Adobe Camera Raw / Photoshop: Amount, Detail, Radius, Masking settings
My baseline is:
Copy stand, Canon R5, Sigma 70mm ART, cross colimated sheets on a CSLITE, tethered
Masking 15-30 (to not sharpen grain in pure blacks but perhaps this is the wrong approach)
Hey – Here’s what I’m doing
Amount: 80 - 120
Detail: zero – I never use this (problematic with Fuji X-Trans RAWs)
Radius: 0.5 - 0.8
Instead of Detail I tend to use Texture, if the photo needs more sharpness. Something between 15-25, depending on subject and general film sharpness.
Hope this helps.
Definitely hope more people chime in, too. Want to see more recipes to compare. Hoping to find nuances.
After much testing and fiddling for slide film…
Masking 15-25 (to not adjust for the blacks on the rebate or slidemount)
Noise (on slide film)
Color Noise - 35-60 depending on the type of chrome - High ISO has a more obvious color cloud of dyes (rather than explicit grain) that the bayer sensor seems to struggle to smoothly interpret where a traditional scanner or drum would not. Easily corrected now.
Detail - 25
Everything coming out even better than before. Too much masking previously unevenly sharpened the grain/dye cloud that could sometimes be visible. Now I am adjust just for pure white and black very gently.
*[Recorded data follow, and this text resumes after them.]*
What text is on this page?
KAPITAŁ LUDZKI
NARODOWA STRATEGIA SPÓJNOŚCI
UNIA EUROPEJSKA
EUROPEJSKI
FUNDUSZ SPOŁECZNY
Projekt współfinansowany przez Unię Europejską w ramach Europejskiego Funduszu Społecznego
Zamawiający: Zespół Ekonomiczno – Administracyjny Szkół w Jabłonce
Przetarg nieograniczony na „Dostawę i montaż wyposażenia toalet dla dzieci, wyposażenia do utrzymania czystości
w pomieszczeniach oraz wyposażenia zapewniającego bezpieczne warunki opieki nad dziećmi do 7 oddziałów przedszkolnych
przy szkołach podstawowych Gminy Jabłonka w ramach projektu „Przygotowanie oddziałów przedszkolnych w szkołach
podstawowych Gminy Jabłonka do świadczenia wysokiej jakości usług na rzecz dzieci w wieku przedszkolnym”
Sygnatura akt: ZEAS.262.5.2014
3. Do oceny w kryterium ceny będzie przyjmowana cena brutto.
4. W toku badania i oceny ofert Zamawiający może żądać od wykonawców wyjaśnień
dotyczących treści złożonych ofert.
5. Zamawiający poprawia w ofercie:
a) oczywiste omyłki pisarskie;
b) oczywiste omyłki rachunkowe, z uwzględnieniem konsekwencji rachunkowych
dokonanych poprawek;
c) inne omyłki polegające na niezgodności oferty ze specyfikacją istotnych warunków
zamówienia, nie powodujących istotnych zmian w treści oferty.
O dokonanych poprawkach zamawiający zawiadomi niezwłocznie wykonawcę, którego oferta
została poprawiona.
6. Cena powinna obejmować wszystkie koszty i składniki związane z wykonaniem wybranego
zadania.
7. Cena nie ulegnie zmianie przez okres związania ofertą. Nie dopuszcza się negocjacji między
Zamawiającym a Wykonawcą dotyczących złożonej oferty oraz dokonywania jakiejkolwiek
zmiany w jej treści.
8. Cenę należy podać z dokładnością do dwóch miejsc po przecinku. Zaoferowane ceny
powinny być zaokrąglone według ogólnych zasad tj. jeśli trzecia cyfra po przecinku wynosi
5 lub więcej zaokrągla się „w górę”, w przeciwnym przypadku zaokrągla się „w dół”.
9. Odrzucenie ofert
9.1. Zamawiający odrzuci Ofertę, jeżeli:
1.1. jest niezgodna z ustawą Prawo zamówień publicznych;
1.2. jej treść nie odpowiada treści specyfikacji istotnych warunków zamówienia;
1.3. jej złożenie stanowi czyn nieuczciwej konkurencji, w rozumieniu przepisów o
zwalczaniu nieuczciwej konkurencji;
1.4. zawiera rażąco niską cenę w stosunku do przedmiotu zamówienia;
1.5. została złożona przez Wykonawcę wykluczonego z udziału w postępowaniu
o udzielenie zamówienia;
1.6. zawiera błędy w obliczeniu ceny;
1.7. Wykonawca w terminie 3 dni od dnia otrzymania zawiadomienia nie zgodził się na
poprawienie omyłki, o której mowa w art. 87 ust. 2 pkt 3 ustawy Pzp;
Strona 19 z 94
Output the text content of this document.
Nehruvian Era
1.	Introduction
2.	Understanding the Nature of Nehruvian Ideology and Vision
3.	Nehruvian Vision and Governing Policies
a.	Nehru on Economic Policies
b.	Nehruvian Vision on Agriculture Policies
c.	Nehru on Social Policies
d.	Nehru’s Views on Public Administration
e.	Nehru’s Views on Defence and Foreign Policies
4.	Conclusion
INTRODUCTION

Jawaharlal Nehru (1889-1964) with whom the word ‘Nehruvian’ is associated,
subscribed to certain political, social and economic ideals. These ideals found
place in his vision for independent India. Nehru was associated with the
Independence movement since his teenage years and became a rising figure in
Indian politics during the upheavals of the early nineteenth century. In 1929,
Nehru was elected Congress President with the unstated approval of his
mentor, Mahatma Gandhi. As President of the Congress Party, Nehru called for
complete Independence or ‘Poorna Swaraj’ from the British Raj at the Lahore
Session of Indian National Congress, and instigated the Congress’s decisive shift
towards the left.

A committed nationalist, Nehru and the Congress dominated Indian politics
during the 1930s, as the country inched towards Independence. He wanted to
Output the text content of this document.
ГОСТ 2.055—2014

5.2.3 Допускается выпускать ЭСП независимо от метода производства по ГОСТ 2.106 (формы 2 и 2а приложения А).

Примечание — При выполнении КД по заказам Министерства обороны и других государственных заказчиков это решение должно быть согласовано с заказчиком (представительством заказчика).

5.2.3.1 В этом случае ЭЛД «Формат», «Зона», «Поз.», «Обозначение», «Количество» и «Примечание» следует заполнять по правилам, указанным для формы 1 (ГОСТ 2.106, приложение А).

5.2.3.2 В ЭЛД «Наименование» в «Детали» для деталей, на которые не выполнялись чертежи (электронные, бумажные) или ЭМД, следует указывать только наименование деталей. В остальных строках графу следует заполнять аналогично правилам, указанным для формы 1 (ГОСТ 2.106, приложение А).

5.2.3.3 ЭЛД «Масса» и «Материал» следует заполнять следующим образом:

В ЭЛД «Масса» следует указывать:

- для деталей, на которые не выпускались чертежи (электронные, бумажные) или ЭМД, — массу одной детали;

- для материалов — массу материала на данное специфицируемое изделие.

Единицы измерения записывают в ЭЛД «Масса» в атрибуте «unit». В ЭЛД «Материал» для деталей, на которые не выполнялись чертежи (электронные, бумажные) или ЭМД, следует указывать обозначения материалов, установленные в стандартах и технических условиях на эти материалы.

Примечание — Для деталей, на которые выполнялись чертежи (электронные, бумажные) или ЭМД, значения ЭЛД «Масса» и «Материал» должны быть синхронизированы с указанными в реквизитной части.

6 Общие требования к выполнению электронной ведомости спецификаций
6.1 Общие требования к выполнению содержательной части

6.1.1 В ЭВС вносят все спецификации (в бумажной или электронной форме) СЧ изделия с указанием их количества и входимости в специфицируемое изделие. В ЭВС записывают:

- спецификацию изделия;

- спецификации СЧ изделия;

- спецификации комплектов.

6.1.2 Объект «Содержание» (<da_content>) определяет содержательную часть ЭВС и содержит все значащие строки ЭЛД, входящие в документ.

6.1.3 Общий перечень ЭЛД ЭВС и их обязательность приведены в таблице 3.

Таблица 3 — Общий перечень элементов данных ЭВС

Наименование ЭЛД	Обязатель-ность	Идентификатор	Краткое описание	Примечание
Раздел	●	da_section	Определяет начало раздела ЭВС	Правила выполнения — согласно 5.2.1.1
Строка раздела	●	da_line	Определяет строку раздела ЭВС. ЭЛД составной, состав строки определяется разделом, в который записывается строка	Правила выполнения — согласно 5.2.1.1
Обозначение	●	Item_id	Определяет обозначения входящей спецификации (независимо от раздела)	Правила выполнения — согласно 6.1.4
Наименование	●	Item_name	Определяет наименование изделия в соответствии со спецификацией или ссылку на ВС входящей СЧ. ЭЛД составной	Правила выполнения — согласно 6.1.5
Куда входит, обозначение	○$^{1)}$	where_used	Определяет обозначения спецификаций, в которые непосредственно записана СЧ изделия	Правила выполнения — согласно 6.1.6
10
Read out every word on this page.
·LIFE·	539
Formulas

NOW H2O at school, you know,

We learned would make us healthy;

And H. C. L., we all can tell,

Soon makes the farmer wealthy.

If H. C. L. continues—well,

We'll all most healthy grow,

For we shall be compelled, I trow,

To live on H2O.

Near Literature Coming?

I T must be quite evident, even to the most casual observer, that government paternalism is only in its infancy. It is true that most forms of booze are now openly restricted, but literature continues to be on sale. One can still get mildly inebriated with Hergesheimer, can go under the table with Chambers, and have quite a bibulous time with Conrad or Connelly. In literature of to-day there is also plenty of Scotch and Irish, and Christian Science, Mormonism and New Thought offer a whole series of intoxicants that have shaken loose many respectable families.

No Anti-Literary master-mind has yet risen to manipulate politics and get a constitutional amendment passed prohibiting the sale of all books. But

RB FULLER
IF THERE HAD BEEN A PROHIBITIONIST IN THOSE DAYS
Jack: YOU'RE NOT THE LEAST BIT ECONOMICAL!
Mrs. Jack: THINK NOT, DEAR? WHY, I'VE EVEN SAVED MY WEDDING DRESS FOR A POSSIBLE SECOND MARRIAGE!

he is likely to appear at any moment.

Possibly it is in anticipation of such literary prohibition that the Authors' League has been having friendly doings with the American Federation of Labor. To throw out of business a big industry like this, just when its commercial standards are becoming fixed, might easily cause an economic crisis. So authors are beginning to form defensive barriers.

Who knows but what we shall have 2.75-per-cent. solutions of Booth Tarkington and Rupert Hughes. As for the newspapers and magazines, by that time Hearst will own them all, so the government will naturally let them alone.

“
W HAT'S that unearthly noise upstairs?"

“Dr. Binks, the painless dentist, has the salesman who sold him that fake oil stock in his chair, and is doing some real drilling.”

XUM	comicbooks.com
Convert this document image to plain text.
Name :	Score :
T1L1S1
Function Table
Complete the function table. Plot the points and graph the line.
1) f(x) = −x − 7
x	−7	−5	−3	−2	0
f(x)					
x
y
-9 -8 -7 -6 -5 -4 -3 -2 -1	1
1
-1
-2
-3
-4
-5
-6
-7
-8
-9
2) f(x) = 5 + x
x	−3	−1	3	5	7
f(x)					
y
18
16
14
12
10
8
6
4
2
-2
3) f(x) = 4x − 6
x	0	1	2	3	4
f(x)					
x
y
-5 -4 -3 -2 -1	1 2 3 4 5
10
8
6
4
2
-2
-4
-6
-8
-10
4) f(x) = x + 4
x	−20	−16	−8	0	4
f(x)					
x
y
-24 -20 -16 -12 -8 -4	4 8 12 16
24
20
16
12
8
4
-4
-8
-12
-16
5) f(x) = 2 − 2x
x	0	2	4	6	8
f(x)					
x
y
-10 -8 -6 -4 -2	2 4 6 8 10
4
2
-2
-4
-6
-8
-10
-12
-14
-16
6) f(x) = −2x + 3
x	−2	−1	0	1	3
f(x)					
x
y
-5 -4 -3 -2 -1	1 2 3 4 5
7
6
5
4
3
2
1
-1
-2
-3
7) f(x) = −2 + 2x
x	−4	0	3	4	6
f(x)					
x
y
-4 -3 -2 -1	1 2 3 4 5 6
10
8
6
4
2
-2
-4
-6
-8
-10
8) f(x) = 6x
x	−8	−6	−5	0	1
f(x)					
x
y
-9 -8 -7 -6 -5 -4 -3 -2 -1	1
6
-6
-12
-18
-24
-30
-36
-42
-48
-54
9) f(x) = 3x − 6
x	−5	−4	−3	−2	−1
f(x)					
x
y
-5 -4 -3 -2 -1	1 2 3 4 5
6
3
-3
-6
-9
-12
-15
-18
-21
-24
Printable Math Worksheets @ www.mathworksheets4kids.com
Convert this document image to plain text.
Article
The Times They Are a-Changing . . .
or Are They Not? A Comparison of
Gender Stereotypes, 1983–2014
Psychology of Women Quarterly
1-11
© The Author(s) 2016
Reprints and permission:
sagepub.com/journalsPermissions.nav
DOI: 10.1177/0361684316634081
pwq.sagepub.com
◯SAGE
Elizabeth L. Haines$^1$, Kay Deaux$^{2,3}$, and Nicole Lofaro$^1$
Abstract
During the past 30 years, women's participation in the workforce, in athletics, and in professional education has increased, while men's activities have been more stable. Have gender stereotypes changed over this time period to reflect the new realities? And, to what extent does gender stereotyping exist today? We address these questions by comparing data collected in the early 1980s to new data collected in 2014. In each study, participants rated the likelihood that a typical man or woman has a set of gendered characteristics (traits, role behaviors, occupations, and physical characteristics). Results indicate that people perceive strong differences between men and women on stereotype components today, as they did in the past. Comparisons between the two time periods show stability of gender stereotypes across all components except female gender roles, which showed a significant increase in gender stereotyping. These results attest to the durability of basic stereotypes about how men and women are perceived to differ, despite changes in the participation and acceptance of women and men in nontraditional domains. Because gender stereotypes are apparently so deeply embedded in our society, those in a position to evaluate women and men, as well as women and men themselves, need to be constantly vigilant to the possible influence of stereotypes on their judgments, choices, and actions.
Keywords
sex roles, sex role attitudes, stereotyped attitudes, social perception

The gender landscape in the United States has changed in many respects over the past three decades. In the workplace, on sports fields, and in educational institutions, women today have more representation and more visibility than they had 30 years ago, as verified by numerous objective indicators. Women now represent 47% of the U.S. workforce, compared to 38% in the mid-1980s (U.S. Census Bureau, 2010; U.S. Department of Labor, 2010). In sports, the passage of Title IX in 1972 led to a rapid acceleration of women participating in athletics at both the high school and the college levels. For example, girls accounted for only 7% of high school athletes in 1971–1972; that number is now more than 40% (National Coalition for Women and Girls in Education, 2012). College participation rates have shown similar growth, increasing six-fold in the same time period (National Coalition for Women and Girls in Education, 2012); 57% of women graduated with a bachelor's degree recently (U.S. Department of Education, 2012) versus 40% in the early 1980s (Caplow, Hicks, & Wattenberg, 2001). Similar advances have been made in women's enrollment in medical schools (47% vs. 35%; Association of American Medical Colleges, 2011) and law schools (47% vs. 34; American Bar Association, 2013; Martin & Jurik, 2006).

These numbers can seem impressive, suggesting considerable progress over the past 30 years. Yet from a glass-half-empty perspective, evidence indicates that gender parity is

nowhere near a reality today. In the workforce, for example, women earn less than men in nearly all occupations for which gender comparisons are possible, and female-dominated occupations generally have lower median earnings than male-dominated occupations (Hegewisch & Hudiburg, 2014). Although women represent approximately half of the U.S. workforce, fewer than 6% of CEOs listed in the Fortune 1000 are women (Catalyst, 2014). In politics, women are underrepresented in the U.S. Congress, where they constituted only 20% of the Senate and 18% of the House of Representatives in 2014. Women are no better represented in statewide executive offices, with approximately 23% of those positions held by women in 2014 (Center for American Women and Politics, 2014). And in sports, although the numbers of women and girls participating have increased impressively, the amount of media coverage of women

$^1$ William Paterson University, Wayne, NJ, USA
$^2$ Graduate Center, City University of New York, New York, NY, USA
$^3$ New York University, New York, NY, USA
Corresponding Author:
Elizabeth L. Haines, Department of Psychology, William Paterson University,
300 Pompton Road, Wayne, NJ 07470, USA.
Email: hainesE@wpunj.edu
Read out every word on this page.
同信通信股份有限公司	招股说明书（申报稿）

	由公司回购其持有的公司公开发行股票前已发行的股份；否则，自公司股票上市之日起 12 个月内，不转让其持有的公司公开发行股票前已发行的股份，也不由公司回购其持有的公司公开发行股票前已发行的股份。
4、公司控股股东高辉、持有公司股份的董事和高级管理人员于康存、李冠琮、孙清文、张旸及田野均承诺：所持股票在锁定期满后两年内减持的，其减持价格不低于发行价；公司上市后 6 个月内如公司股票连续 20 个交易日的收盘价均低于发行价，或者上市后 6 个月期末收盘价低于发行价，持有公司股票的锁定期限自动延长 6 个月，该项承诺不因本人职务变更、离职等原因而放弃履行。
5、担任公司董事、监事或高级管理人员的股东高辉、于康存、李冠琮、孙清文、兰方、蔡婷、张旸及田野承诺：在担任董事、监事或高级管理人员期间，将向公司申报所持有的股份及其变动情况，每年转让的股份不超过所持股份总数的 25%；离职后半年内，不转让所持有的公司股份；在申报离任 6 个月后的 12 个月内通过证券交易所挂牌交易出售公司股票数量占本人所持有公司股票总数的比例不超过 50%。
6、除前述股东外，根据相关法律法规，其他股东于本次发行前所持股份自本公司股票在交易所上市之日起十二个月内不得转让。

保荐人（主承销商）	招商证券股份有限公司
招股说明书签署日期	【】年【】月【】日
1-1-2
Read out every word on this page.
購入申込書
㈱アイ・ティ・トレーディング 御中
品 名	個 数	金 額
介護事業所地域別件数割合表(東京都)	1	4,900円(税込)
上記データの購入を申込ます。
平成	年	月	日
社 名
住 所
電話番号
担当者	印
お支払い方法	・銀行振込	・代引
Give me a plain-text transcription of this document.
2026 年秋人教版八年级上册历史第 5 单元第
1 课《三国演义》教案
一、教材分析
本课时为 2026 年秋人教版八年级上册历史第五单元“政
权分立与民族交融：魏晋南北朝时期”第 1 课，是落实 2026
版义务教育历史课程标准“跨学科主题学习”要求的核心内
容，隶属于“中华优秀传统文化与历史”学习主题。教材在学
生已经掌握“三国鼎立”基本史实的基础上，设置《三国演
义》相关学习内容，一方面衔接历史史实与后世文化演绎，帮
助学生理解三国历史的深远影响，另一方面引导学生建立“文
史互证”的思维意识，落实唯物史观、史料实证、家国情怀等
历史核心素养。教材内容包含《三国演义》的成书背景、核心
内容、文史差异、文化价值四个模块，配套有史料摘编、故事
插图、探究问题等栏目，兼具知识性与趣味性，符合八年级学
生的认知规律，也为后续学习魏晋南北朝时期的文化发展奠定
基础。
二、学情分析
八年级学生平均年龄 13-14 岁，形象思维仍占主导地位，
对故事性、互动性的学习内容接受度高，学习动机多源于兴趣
I use LrC instead of Phtoshop
Detail 20 maximum
If needed, end with Dfine from Nik collection
This approach seems uncommon, but my preference is that I set sharpening and noise reduction always off in lightroom for my raw scans.
I scan pretty much only 120 & 35mm color negs with Nikon Z5 + Micro Nikkor 105mm/2.8 AI-s.
I don’t prefer the way lightroom sharpens the grain, at least on my setup, go figure. I do use output sharpening at export though, that seems fine to me. Not exactly sure there’s a difference between raw sharpening and output sharpening. My assumption has been that output sharpening is some basic unsharp mask type thing and raw sharpening is something else that I just don’t like, not at all sure though.
On the other side, I find that noise reduction takes away the qualities of the film grain that appeal to me, so that’s why that’s off too.
For social media I sometimes use some
sharpening, like in instagrams edit view before posting. For prints I do sweat over sharpening in photoshop a lot, but I rarely ever print so that’s a lot of guess work.